Soon it was time to dress for the birthday party. We hurried to shower and dress. Dinner was a traditional churrasco or
barbeque. The birthday lady was not
going to cook, instead, quite appropriately, depending on her son-in-laws,
grandsons and nephews. Perhaps more than
in the United States, Brazilian men are the barbeque chefs. In fact I have never met a Brazilian woman
who cares to admit she can light a barbeque.
I agree! What is the point of
having a husband, brother or son if you have to “man” the barbeque?
On Saturday night, the men manned the churrasco – an outdoor
brick open-style barbeque. We started
with Portuguese sausage; continued with many other kinds of Brazilian linguisa
(sausage); followed by various cuts of chicken and finally picanha – a cut of
beef that is succulent and delicious.
Brazilians do not remove the meat fat until after cooking is complete –
juiciness is guaranteed.
The churassco continued well into the night. Each cut of meat came in sequence. Different men and teenage boys handed the
meat around on platters right off the fire.
We sat at long tables on the covered porch. We ate salads and meat and drank beer and
wine until we were too full to eat anything else. But of course we still had the birthday cake!
Breakfast Breads |
The next morning, after a typical Brazilian breakfast of
coffee, fruit, bread and butter, the teenaged girls, their mothers and me went
to the Hippie Feira (fair) in nearby Campinas.
The feira started in the 1970’s and while it has changed over time, it
still has an authentic artisanal atmosphere.
It is located in an old park where large trees give cool shade. Like lots of outdoor street fairs, some of
the kiosks sold machine made junk while others sold handmade treasures.
We found a stall selling handmade dresses, skirts and shirts
– all made from a fine silk-cotton fabric in a wild range of floral and
geometric patterns. There were many
different styles. The proprietors had a
full-length mirror so you could see if the piece worked. I bought a dress in a climbing rose pattern
with all my favorite colors – greens, reds, and pale pinks. Everyone found something good – a hand-woven
backpack, navy and white striped espadrilles, a hand-painted mirror with the
image of espirito santo – a white dove decorating it. Sandra bought a hand-made rag doll for her
7-month-old niece.
We hurried back to Sousas for lunch. I don’t have to tell you it was another
feast. This time lunch was a classic
polenta with a marinara sauce that included linguisa from the previous night. Salads, fresh fruit and ice cream rounded out
the meal. As people who have a large
family, Jeff and I are quite experienced at feeding 20 and 30 people at the
drop of a hat. But Luiz and his family
are serious competition. They are all
good cooks; their skills range from Italian (and other southern Mediterranean
countries) to all types of Brazilian and Lebanese cuisine (Luiz’ uncle was born
in Lebanon).
The afternoon was winding down but we still had one more
important event. One of Luiz’ cousins,
Renata has been studying film for a few years.

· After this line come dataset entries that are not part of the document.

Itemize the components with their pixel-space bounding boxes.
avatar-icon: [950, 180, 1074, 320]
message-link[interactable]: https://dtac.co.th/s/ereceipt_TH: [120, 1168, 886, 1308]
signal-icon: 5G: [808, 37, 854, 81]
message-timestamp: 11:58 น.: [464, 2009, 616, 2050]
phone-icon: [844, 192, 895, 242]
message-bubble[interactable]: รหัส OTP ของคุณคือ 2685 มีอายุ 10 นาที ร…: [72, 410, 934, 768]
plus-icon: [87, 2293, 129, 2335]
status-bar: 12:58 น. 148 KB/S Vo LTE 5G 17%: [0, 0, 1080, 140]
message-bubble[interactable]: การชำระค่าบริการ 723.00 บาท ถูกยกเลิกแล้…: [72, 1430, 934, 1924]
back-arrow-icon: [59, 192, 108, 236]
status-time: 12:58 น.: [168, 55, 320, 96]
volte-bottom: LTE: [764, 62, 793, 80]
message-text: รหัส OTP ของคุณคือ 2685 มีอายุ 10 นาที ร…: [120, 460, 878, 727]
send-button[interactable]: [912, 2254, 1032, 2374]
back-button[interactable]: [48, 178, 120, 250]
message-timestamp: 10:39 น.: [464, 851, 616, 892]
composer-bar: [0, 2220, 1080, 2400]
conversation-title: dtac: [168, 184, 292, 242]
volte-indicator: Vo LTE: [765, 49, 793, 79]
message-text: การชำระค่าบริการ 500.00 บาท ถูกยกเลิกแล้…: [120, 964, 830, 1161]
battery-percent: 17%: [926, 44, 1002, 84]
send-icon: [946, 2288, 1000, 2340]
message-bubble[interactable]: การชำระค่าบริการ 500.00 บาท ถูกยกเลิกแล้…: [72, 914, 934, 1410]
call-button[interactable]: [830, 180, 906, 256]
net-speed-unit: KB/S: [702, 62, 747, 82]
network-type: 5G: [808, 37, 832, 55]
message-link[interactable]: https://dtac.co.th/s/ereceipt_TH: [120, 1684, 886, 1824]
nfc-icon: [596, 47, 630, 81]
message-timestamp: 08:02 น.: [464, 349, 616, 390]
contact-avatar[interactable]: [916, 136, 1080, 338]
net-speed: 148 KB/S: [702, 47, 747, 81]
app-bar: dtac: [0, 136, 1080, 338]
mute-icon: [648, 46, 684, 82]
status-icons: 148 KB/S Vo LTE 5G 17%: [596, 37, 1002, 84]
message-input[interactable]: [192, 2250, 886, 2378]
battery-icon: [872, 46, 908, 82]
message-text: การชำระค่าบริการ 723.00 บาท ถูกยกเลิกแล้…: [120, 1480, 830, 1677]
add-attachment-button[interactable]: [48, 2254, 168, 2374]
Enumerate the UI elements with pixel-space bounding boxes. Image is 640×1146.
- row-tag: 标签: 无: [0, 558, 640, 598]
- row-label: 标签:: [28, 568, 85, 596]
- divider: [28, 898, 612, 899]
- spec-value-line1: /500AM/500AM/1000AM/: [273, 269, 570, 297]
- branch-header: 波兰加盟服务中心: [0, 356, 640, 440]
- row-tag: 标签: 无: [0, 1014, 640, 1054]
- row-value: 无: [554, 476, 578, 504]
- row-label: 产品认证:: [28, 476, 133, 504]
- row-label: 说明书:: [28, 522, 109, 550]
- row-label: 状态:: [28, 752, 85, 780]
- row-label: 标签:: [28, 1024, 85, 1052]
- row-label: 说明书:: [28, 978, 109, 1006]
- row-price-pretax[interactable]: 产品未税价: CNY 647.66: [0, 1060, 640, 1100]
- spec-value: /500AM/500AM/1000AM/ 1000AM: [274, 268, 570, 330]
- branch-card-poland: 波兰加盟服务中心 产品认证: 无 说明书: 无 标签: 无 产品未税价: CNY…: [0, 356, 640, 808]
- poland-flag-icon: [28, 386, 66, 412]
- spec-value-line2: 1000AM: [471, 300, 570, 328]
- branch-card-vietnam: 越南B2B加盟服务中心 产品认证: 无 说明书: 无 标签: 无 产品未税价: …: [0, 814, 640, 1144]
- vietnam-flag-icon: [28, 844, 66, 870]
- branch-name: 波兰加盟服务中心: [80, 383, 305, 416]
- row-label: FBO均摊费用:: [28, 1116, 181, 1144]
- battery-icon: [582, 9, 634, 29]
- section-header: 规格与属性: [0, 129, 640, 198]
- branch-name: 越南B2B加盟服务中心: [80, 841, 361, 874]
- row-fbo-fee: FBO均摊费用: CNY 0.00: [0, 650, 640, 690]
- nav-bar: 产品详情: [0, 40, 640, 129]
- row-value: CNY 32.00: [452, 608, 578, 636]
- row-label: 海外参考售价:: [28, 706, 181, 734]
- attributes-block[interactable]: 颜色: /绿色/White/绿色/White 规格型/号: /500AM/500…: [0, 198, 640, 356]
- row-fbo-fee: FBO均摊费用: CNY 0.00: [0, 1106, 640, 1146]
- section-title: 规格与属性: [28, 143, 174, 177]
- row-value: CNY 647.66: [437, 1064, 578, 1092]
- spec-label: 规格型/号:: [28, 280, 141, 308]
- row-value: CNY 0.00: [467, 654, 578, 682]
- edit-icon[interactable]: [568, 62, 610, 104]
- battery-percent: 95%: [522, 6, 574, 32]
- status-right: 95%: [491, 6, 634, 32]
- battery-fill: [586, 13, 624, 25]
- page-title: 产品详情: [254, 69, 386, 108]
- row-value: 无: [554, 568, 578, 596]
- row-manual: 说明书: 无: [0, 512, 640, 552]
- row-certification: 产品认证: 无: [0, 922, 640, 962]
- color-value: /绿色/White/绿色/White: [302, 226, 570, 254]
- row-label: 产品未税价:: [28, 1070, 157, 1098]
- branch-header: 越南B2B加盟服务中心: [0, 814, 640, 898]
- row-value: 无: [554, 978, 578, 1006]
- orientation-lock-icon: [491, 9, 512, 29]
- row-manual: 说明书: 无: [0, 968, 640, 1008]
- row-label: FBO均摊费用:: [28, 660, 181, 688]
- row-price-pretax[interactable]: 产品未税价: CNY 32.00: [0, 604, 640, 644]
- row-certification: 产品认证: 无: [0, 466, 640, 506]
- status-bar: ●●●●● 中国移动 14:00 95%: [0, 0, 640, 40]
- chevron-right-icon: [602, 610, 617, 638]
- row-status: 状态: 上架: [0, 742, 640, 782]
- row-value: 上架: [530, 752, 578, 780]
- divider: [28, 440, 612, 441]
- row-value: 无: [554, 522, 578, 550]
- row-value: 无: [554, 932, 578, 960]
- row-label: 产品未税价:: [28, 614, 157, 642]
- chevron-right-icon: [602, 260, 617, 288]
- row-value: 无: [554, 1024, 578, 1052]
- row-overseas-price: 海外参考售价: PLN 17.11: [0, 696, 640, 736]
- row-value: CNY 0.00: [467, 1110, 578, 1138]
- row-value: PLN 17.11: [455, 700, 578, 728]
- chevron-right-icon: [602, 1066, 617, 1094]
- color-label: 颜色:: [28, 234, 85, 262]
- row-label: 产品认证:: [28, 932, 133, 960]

She had prepared a lecture and video presentation about the importance
of Russian film in the evolution of cinema.
We all assembled in the living room on couches and chairs in front of
the big flat screen TV and laptop.
Renata ducked outside and her brother-in-law introduced her quite
formally. She entered to our applause
and proceeded to give a well-prepared and extremely interesting lecture on the
influence that a Russian film director from the 1920s, Dziga Vertov had on the
evolution of film.
The range of cinematic techniques this director pioneered in
his famous film Man with a Movie Camera
are routine in modern films – fast and slow motion; split screens; freeze
frames; extreme close-ups and so forth.
However in 1929 they were anything but usual. Renata explained and demonstrated with video
clips how the cinematic techniques created the emotions that drove the story –
anticipation; fear; excitement; the pressure of hard work.
The afternoon ended as everyone shared a final cafézinho and
thanked Renata for putting a very stimulating presentation together. Jeff and I drove home with great food in our
bellies and thought-provoking ideas in our minds.